Sicurezza elettrica sul luogo di lavoro
Innanzitutto, capisco la logica di base della norma NFPA 70E sull'uso sicuro dell'elettricità: quando c'è pericolo di scossa elettrica, il modo migliore per garantire la sicurezza è spegnere completamente l'alimentazione eBlocco e segnalazione
Creare “condizioni di lavoro elettricamente sicure”
Che cos'è una condizione di lavoro elettricamente sicura?
Uno stato in cui un conduttore elettrico o una parte di un circuito è stata scollegata da 10 parti, testata per verificare l'assenza di tensione e, se necessario, temporaneamente messa a terra per la protezione del personale.
Per garantire la sicurezza delle operazioni di collaudo o manutenzione delle apparecchiature elettriche, la soluzione migliore è certamente interrompere l'alimentazione, ma spesso ci troviamo a dover lavorare in condizioni di esercizio, e un'eventuale interruzione di corrente causerebbe danni ingenti. Questi casi particolari sono descritti nella normativa, che analizzeremo in seguito.
Quando il personale EHS stabilisce procedure di sicurezza elettrica o di lavoro sotto tensione,
La regola da seguire deve essere "come prima opzione, spegnere l'alimentazione".
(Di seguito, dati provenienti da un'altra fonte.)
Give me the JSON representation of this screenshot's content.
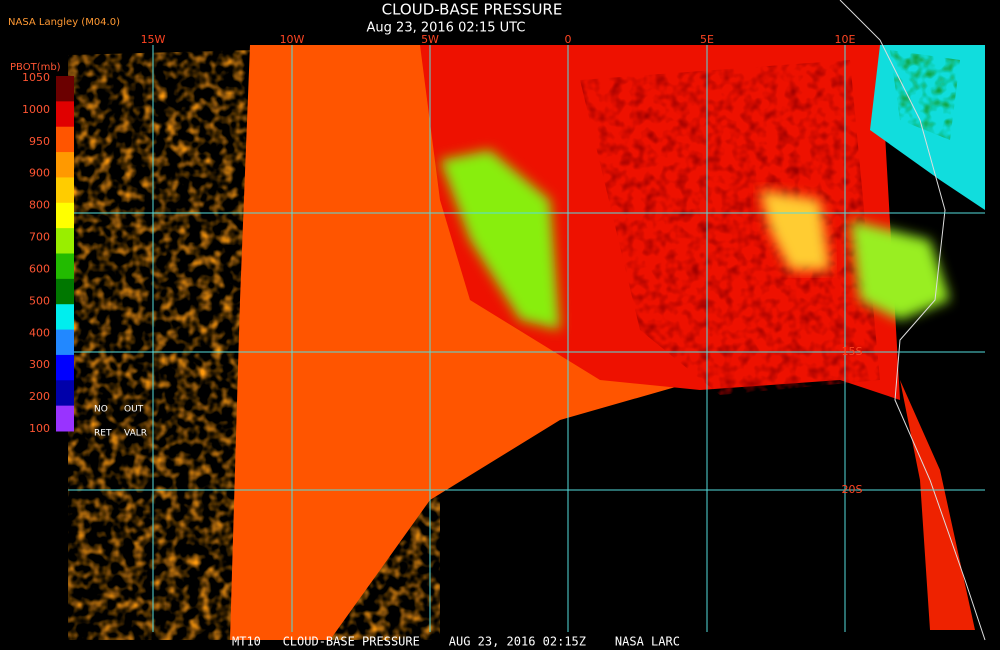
{
  "header": {
    "source": "NASA Langley (M04.0)",
    "title": "CLOUD-BASE PRESSURE",
    "timestamp": "Aug 23, 2016 02:15 UTC"
  },
  "map": {
    "longitude_labels": [
      "15W",
      "10W",
      "5W",
      "0",
      "5E",
      "10E"
    ],
    "latitude_labels": [
      "15S",
      "20S"
    ]
  },
  "legend": {
    "title": "PBOT(mb)",
    "values": [
      "1050",
      "1000",
      "950",
      "900",
      "800",
      "700",
      "600",
      "500",
      "400",
      "300",
      "200",
      "100"
    ],
    "notes": [
      "NO",
      "OUT",
      "RET",
      "VALR"
    ]
  },
  "footer": "MT10   CLOUD-BASE PRESSURE    AUG 23, 2016 02:15Z    NASA LARC"
}
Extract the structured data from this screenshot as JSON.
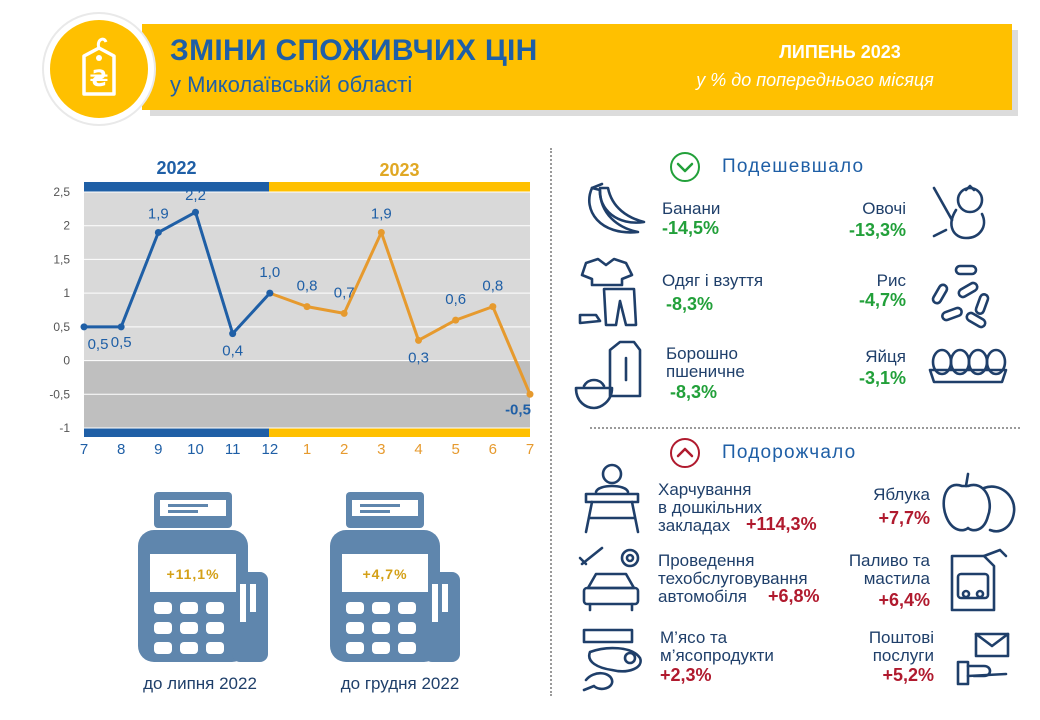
{
  "header": {
    "title": "ЗМІНИ СПОЖИВЧИХ ЦІН",
    "subtitle": "у Миколаївській області",
    "period": "ЛИПЕНЬ 2023",
    "period_note": "у % до попереднього місяця",
    "logo_symbol": "₴"
  },
  "colors": {
    "blue": "#1f5fa6",
    "yellow": "#ffc000",
    "orange": "#e69a2e",
    "green": "#22a03a",
    "red": "#b01a2e"
  },
  "chart_data": {
    "type": "line",
    "year_labels": [
      "2022",
      "2023"
    ],
    "categories": [
      "7",
      "8",
      "9",
      "10",
      "11",
      "12",
      "1",
      "2",
      "3",
      "4",
      "5",
      "6",
      "7"
    ],
    "y_ticks": [
      "2,5",
      "2",
      "1,5",
      "1",
      "0,5",
      "0",
      "-0,5",
      "-1"
    ],
    "ylim": [
      -1,
      2.5
    ],
    "series": [
      {
        "values": [
          0.5,
          0.5,
          1.9,
          2.2,
          0.4,
          1.0,
          0.8,
          0.7,
          1.9,
          0.3,
          0.6,
          0.8,
          -0.5
        ],
        "labels": [
          "0,5",
          "0,5",
          "1,9",
          "2,2",
          "0,4",
          "1,0",
          "0,8",
          "0,7",
          "1,9",
          "0,3",
          "0,6",
          "0,8",
          "-0,5"
        ]
      }
    ]
  },
  "terminals": [
    {
      "value": "+11,1%",
      "label": "до липня 2022"
    },
    {
      "value": "+4,7%",
      "label": "до грудня 2022"
    }
  ],
  "cheaper": {
    "title": "Подешевшало",
    "items": [
      {
        "name": "Банани",
        "value": "-14,5%",
        "icon": "banana-icon"
      },
      {
        "name": "Овочі",
        "value": "-13,3%",
        "icon": "vegetables-icon"
      },
      {
        "name": "Одяг і взуття",
        "value": "-8,3%",
        "icon": "clothes-icon"
      },
      {
        "name": "Рис",
        "value": "-4,7%",
        "icon": "rice-icon"
      },
      {
        "name_l1": "Борошно",
        "name_l2": "пшеничне",
        "value": "-8,3%",
        "icon": "flour-icon"
      },
      {
        "name": "Яйця",
        "value": "-3,1%",
        "icon": "eggs-icon"
      }
    ]
  },
  "pricier": {
    "title": "Подорожчало",
    "items": [
      {
        "name_l1": "Харчування",
        "name_l2": "в дошкільних",
        "name_l3": "закладах",
        "value": "+114,3%",
        "icon": "child-meal-icon"
      },
      {
        "name": "Яблука",
        "value": "+7,7%",
        "icon": "apple-icon"
      },
      {
        "name_l1": "Проведення",
        "name_l2": "техобслуговування",
        "name_l3": "автомобіля",
        "value": "+6,8%",
        "icon": "car-service-icon"
      },
      {
        "name_l1": "Паливо та",
        "name_l2": "мастила",
        "value": "+6,4%",
        "icon": "fuel-icon"
      },
      {
        "name_l1": "М’ясо та",
        "name_l2": "м’ясопродукти",
        "value": "+2,3%",
        "icon": "meat-icon"
      },
      {
        "name_l1": "Поштові",
        "name_l2": "послуги",
        "value": "+5,2%",
        "icon": "mail-icon"
      }
    ]
  }
}
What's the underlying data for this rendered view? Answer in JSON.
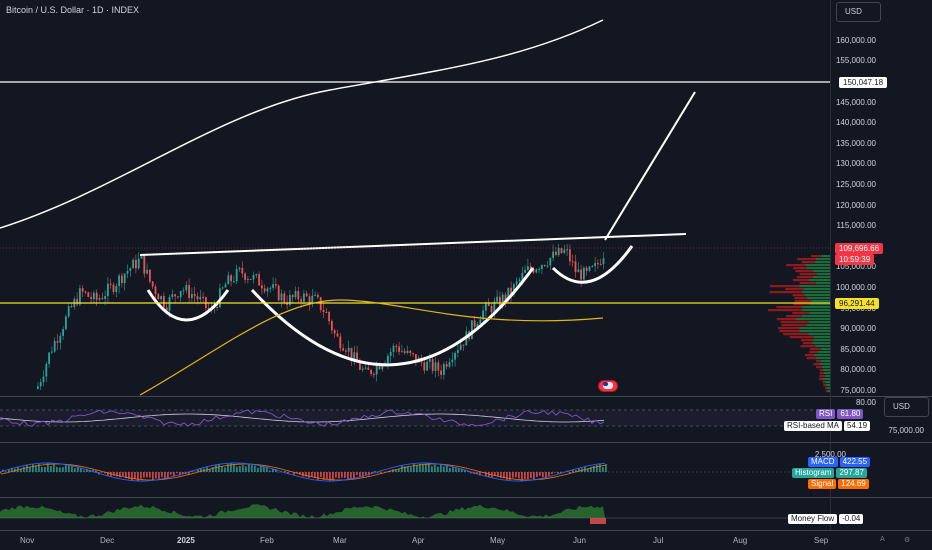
{
  "header": {
    "title": "Bitcoin / U.S. Dollar · 1D · INDEX",
    "currency_button": "USD",
    "currency_button_2": "USD"
  },
  "price_axis": {
    "labels": [
      "160,000.00",
      "155,000.00",
      "145,000.00",
      "140,000.00",
      "135,000.00",
      "130,000.00",
      "125,000.00",
      "120,000.00",
      "115,000.00",
      "110,000.00",
      "105,000.00",
      "100,000.00",
      "95,000.00",
      "90,000.00",
      "85,000.00",
      "80,000.00",
      "75,000.00"
    ],
    "tags": {
      "resistance": "150,047.18",
      "last_price": "109,696.66",
      "countdown": "10:59:39",
      "support": "96,291.44"
    }
  },
  "rsi_pane": {
    "level": "80.00",
    "below_label": "75,000.00",
    "rsi_label": "RSI",
    "rsi_value": "61.80",
    "ma_label": "RSI-based MA",
    "ma_value": "54.19"
  },
  "macd_pane": {
    "level": "2,500.00",
    "macd_label": "MACD",
    "macd_value": "422.55",
    "hist_label": "Histogram",
    "hist_value": "297.87",
    "signal_label": "Signal",
    "signal_value": "124.69"
  },
  "mfi_pane": {
    "label": "Money Flow",
    "value": "-0.04"
  },
  "time_axis": {
    "labels": [
      "Nov",
      "Dec",
      "2025",
      "Feb",
      "Mar",
      "Apr",
      "May",
      "Jun",
      "Jul",
      "Aug",
      "Sep"
    ]
  },
  "colors": {
    "background": "#131722",
    "up": "#26a69a",
    "down": "#ef5350",
    "support": "#f5e12b",
    "drawing": "#ffffff",
    "ma_yellow": "#e3b51c",
    "rsi_purple": "#7e57c2",
    "macd_blue": "#2962ff",
    "signal_orange": "#ff6d00",
    "mfi_green": "#1b5e20"
  },
  "icons": {
    "flag": "us-flag-icon",
    "corner_a": "alert-icon",
    "corner_b": "settings-icon"
  }
}
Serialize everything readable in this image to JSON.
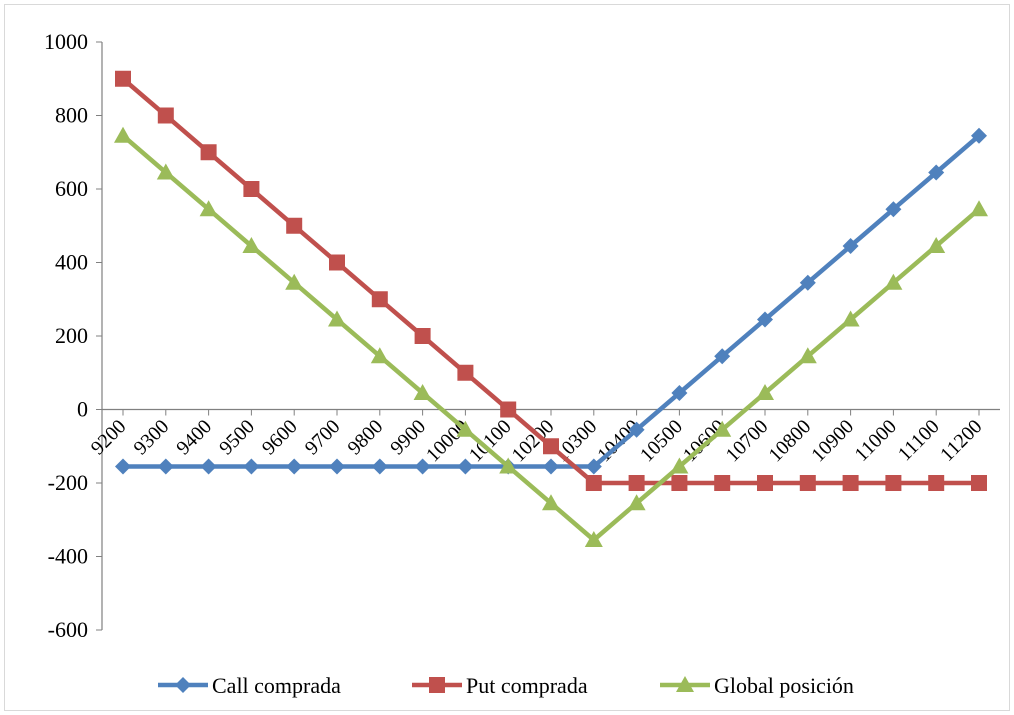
{
  "chart_data": {
    "type": "line",
    "title": "",
    "xlabel": "",
    "ylabel": "",
    "ylim": [
      -600,
      1000
    ],
    "yticks": [
      -600,
      -400,
      -200,
      0,
      200,
      400,
      600,
      800,
      1000
    ],
    "grid": false,
    "legend_position": "bottom",
    "categories": [
      "9200",
      "9300",
      "9400",
      "9500",
      "9600",
      "9700",
      "9800",
      "9900",
      "10000",
      "10100",
      "10200",
      "10300",
      "10400",
      "10500",
      "10600",
      "10700",
      "10800",
      "10900",
      "11000",
      "11100",
      "11200"
    ],
    "series": [
      {
        "name": "Call comprada",
        "color": "#4f81bd",
        "marker": "diamond",
        "values": [
          -155,
          -155,
          -155,
          -155,
          -155,
          -155,
          -155,
          -155,
          -155,
          -155,
          -155,
          -155,
          -55,
          45,
          145,
          245,
          345,
          445,
          545,
          645,
          745
        ]
      },
      {
        "name": "Put comprada",
        "color": "#c0504d",
        "marker": "square",
        "values": [
          900,
          800,
          700,
          600,
          500,
          400,
          300,
          200,
          100,
          0,
          -100,
          -200,
          -200,
          -200,
          -200,
          -200,
          -200,
          -200,
          -200,
          -200,
          -200
        ]
      },
      {
        "name": "Global posición",
        "color": "#9bbb59",
        "marker": "triangle",
        "values": [
          745,
          645,
          545,
          445,
          345,
          245,
          145,
          45,
          -55,
          -155,
          -255,
          -355,
          -255,
          -155,
          -55,
          45,
          145,
          245,
          345,
          445,
          545
        ]
      }
    ]
  }
}
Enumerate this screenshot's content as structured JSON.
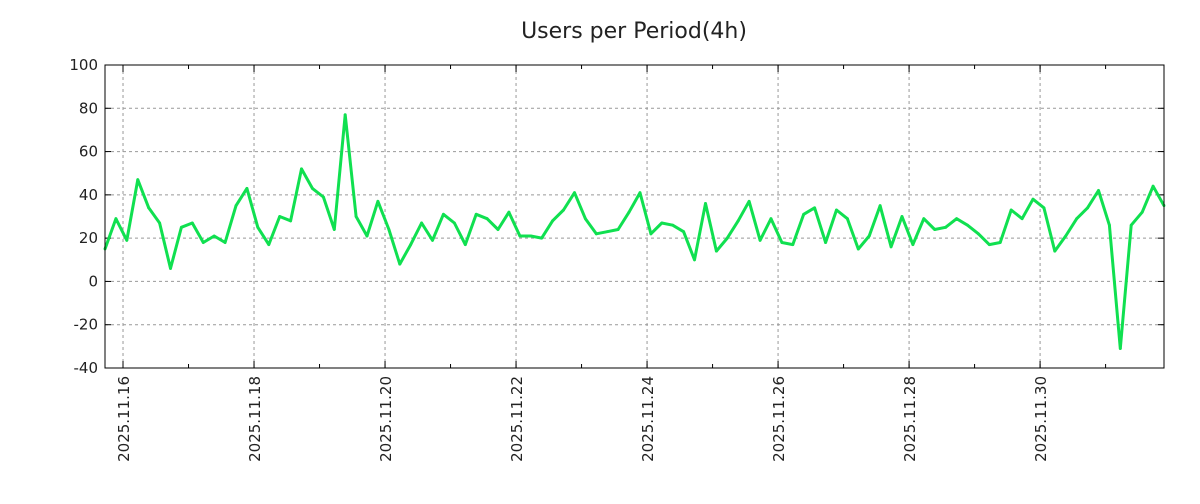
{
  "chart_data": {
    "type": "line",
    "title": "Users per Period(4h)",
    "xlabel": "",
    "ylabel": "",
    "ylim": [
      -40,
      100
    ],
    "yticks": [
      -40,
      -20,
      0,
      20,
      40,
      60,
      80,
      100
    ],
    "xtick_labels": [
      "2025.11.16",
      "2025.11.18",
      "2025.11.20",
      "2025.11.22",
      "2025.11.24",
      "2025.11.26",
      "2025.11.28",
      "2025.11.30"
    ],
    "x_unit": "hours since 2025.11.16 00:00",
    "xlim_hours": [
      -6.6,
      381.4
    ],
    "interval_hours": 4,
    "grid": true,
    "line_color": "#10e050",
    "values": [
      15,
      29,
      19,
      47,
      34,
      27,
      6,
      25,
      27,
      18,
      21,
      18,
      35,
      43,
      25,
      17,
      30,
      28,
      52,
      43,
      39,
      24,
      77,
      30,
      21,
      37,
      24,
      8,
      17,
      27,
      19,
      31,
      27,
      17,
      31,
      29,
      24,
      32,
      21,
      21,
      20,
      28,
      33,
      41,
      29,
      22,
      23,
      24,
      32,
      41,
      22,
      27,
      26,
      23,
      10,
      36,
      14,
      20,
      28,
      37,
      19,
      29,
      18,
      17,
      31,
      34,
      18,
      33,
      29,
      15,
      21,
      35,
      16,
      30,
      17,
      29,
      24,
      25,
      29,
      26,
      22,
      17,
      18,
      33,
      29,
      38,
      34,
      14,
      21,
      29,
      34,
      42,
      26,
      -31,
      26,
      32,
      44,
      35
    ]
  }
}
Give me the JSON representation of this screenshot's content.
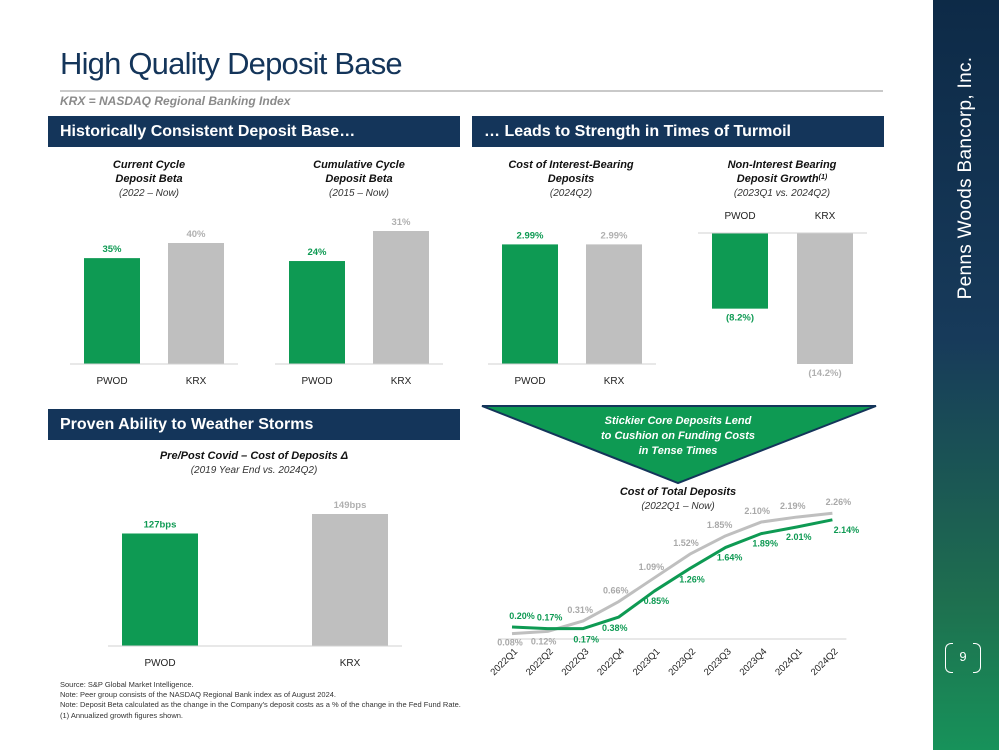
{
  "page": {
    "title": "High Quality Deposit Base",
    "subtitle": "KRX = NASDAQ Regional Banking Index",
    "company": "Penns Woods Bancorp, Inc.",
    "page_number": "9"
  },
  "sections": {
    "left_top": "Historically Consistent Deposit Base…",
    "right_top": "… Leads to Strength in Times of Turmoil",
    "left_bottom": "Proven Ability to Weather Storms"
  },
  "callout": {
    "line1": "Stickier Core Deposits Lend",
    "line2": "to Cushion on Funding Costs",
    "line3": "in Tense Times"
  },
  "notes": [
    "Source: S&P Global Market Intelligence.",
    "Note: Peer group consists of the NASDAQ Regional Bank index as of August 2024.",
    "Note: Deposit Beta calculated as the change in the Company's deposit costs as a % of the change in the Fed Fund Rate.",
    "(1) Annualized growth figures shown."
  ],
  "colors": {
    "pwod": "#0e9a53",
    "krx": "#bfbfbf",
    "navy": "#14355a"
  },
  "chart_data": [
    {
      "type": "bar",
      "title": "Current Cycle",
      "title2": "Deposit Beta",
      "subtitle": "(2022 – Now)",
      "categories": [
        "PWOD",
        "KRX"
      ],
      "values": [
        35,
        40
      ],
      "labels": [
        "35%",
        "40%"
      ],
      "ylim": [
        0,
        40
      ]
    },
    {
      "type": "bar",
      "title": "Cumulative Cycle",
      "title2": "Deposit Beta",
      "subtitle": "(2015 – Now)",
      "categories": [
        "PWOD",
        "KRX"
      ],
      "values": [
        24,
        31
      ],
      "labels": [
        "24%",
        "31%"
      ],
      "ylim": [
        0,
        31
      ]
    },
    {
      "type": "bar",
      "title": "Cost of Interest-Bearing",
      "title2": "Deposits",
      "subtitle": "(2024Q2)",
      "categories": [
        "PWOD",
        "KRX"
      ],
      "values": [
        2.99,
        2.99
      ],
      "labels": [
        "2.99%",
        "2.99%"
      ],
      "ylim": [
        0,
        3.1
      ]
    },
    {
      "type": "bar",
      "title": "Non-Interest Bearing",
      "title2": "Deposit Growth",
      "title2_sup": "(1)",
      "subtitle": "(2023Q1 vs. 2024Q2)",
      "categories": [
        "PWOD",
        "KRX"
      ],
      "values": [
        -8.2,
        -14.2
      ],
      "labels": [
        "(8.2%)",
        "(14.2%)"
      ],
      "ylim": [
        -14.2,
        0
      ]
    },
    {
      "type": "bar",
      "title": "Pre/Post Covid – Cost of Deposits Δ",
      "subtitle": "(2019 Year End vs. 2024Q2)",
      "categories": [
        "PWOD",
        "KRX"
      ],
      "values": [
        127,
        149
      ],
      "labels": [
        "127bps",
        "149bps"
      ],
      "ylim": [
        0,
        149
      ]
    },
    {
      "type": "line",
      "title": "Cost of Total Deposits",
      "subtitle": "(2022Q1 – Now)",
      "x": [
        "2022Q1",
        "2022Q2",
        "2022Q3",
        "2022Q4",
        "2023Q1",
        "2023Q2",
        "2023Q3",
        "2023Q4",
        "2024Q1",
        "2024Q2"
      ],
      "series": [
        {
          "name": "KRX",
          "values": [
            0.08,
            0.12,
            0.31,
            0.66,
            1.09,
            1.52,
            1.85,
            2.1,
            2.19,
            2.26
          ],
          "labels": [
            "0.08%",
            "0.12%",
            "0.31%",
            "0.66%",
            "1.09%",
            "1.52%",
            "1.85%",
            "2.10%",
            "2.19%",
            "2.26%"
          ]
        },
        {
          "name": "PWOD",
          "values": [
            0.2,
            0.17,
            0.17,
            0.38,
            0.85,
            1.26,
            1.64,
            1.89,
            2.01,
            2.14
          ],
          "labels": [
            "0.20%",
            "0.17%",
            "0.17%",
            "0.38%",
            "0.85%",
            "1.26%",
            "1.64%",
            "1.89%",
            "2.01%",
            "2.14%"
          ]
        }
      ],
      "ylim": [
        0,
        2.3
      ]
    }
  ]
}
La norma NFPA 70E, ARTICOLO 110, Requisiti generali per le pratiche di lavoro relative alla sicurezza elettrica, fornisce raccomandazioni su come stabilire procedure di sicurezza elettrica. Vengono specificati requisiti dettagliati per le procedure di sicurezza elettrica, i requisiti di formazione, le responsabilità del datore di lavoro e dell'appaltatore, le apparecchiature e gli impianti di collaudo elettrico e i dispositivi di protezione contro le dispersioni.
Ecco cosa ho trovato interessante:
La Persona Qualificata (generalmente denominata Persona Autorizzata) non è qualificata dopo un semplice addestramento, poiché deve testare o riparare apparecchiature sotto tensione e può accedere all'area di avvicinamento ristretto, dove esiste un'elevata probabilità di contatto con un arco elettrico. Pertanto, la norma prevede requisiti dettagliati per il personale qualificato.
Una persona qualificata deve essere in grado di valutare quali parti sono sotto tensione e qual è il loro volta voltaggio, nonché comprendere la distanza di sicurezza da tale tensione e selezionare di conseguenza il livello appropriato di DPI (Dispositivi di Protezione Individuale). A quanto ho capito, oltre a ottenere la licenza di elettricista, dovrebbe anche ricevere una formazione specifica dal produttore e superare un esame, e tale personale dovrebbe essere rivalutato annualmente.
Quando si testano componenti sotto tensione che possono superare i 50 V, l'integrità dello strumento di prova deve essere verificata a una tensione nota prima e dopo ogni test.